When it’s time for Fido to get his nails clipped or have a bath, some grooming necessities which most dogs find unfavorable, unnecessary and indeed, some find as invasive as we find having the dentist drill a tooth, do not call him to come. That is like punishing him for coming to you. Go to him instead. We‘ll talk more in a later chapter about conditioning your puppy, or brain washing him, if you will, to be as willing as possible when it comes to those oft nasty and unpleasant grooming chores. You’ll learn how to turn those distasteful procedures into pretty pleasant experiences for your dog and you. 
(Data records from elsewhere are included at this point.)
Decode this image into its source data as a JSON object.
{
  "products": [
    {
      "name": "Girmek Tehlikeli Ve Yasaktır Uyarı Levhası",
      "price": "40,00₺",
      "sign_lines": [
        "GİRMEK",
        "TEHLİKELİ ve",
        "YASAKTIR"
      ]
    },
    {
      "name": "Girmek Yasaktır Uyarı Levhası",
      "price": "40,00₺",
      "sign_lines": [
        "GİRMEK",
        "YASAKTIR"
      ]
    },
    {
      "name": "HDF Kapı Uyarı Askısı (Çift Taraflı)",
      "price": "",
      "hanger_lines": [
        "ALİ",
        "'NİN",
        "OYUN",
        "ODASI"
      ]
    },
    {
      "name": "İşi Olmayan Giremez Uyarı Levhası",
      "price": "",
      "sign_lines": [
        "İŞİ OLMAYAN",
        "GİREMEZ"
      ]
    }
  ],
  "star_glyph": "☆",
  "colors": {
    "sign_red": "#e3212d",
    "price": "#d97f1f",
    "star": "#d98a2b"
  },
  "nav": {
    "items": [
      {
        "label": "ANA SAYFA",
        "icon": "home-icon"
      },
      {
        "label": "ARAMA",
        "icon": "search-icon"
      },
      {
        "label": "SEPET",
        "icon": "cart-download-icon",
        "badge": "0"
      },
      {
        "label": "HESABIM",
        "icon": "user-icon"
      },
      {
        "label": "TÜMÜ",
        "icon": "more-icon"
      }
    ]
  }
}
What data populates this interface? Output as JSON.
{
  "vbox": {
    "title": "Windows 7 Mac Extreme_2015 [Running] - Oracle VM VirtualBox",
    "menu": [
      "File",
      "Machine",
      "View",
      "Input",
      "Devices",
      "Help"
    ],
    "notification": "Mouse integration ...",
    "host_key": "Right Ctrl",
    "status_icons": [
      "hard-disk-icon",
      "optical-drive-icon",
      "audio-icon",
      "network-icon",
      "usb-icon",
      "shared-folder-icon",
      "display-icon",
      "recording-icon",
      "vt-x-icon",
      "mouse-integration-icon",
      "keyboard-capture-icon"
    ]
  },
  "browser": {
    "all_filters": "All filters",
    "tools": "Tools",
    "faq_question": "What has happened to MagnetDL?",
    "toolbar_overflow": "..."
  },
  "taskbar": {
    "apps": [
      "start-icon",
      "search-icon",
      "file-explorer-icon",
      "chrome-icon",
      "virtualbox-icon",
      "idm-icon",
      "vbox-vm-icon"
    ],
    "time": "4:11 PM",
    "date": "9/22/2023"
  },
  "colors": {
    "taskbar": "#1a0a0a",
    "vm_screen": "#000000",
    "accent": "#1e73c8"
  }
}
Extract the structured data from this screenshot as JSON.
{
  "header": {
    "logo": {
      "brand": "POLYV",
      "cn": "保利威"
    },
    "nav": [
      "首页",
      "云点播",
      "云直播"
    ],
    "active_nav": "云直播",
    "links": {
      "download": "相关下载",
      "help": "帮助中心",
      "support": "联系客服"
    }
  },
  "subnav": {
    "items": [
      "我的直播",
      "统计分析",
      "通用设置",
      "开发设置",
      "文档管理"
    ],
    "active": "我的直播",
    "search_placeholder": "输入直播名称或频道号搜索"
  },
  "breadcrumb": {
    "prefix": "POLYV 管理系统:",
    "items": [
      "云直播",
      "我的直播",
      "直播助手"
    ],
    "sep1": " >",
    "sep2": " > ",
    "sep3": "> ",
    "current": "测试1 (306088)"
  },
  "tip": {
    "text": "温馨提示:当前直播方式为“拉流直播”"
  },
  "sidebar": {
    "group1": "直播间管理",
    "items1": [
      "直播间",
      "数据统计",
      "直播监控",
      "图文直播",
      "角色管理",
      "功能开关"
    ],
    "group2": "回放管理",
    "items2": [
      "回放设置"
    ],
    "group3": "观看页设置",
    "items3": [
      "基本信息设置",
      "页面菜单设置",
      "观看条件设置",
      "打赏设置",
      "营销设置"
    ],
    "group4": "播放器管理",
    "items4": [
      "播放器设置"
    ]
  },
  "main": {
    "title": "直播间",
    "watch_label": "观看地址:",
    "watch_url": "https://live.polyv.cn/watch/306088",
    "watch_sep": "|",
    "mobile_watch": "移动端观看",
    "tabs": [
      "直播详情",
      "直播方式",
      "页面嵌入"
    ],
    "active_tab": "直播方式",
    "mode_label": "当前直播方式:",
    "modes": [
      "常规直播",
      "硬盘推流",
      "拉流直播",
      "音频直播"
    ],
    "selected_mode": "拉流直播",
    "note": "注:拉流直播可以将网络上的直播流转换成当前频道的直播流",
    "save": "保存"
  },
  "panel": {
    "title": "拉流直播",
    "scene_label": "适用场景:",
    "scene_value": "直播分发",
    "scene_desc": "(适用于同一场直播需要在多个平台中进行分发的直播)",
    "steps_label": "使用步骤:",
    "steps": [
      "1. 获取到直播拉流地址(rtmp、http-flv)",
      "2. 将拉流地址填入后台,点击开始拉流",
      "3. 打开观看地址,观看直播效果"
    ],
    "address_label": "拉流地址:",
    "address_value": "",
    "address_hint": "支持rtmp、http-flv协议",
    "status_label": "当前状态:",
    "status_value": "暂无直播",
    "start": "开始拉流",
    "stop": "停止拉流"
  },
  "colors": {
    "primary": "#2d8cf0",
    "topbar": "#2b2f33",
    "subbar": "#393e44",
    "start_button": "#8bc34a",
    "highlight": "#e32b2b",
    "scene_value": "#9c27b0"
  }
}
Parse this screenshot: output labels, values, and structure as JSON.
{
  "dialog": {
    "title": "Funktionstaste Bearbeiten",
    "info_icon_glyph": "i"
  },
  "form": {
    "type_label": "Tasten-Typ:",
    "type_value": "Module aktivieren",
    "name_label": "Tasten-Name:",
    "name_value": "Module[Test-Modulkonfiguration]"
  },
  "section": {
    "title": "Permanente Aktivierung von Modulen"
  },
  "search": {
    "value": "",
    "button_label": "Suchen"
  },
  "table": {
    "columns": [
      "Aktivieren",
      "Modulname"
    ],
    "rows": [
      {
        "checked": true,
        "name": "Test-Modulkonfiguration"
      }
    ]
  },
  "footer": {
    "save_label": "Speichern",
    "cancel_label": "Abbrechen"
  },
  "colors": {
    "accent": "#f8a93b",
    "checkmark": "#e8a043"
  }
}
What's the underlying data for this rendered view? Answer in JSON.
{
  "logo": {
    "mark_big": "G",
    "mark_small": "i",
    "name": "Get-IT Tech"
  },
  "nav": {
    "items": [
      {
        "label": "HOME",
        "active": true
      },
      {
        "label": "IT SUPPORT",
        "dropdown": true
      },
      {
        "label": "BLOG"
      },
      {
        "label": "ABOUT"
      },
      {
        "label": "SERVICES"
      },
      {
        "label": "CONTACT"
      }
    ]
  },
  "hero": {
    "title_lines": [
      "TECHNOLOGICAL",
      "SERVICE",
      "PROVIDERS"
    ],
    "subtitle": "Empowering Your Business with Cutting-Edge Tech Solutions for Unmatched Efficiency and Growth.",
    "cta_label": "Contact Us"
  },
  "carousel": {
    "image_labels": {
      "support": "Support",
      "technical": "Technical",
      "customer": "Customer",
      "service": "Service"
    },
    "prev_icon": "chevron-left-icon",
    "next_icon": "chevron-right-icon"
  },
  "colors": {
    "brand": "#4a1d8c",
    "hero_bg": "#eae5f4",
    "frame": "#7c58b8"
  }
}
If Buster is having a wee of a time at the park and you are ready to go home and take a nap, call him to come, reward him, snap the leash on him, and turn him loose again to play for a few minutes. Repeat that another time. Then bring him to the car and give him another cookie. If you call your pup to come in from playing in the yard, do the same thing if he would rather be outside. Then when he must come in, don’t end all the fun. Give him a few minutes inside for a game of tug or a favorite toy. Avoid ending the good things in life in association with recalling your pup.

Remember about reinforcers, how they must cause a dog to repeat a behavior and therefore must be rewards that he really loves, not just something you think he should love. Keep in mind how a tastier treat is even more tasty when it is delivered after a less tasty treat, how it is more valuable when received by a somewhat hungry dog. Don’t forget that when there are very few environmental motivators which compete with what you have in store for your dog, the probability of success increases. Timing is everything. If you reinforce later than 3 seconds after the dog has come to you, the dog is not going to associate that reinforcer with the act of coming to you. He will already be onto something else and that will be what you’ll be reinforcing. 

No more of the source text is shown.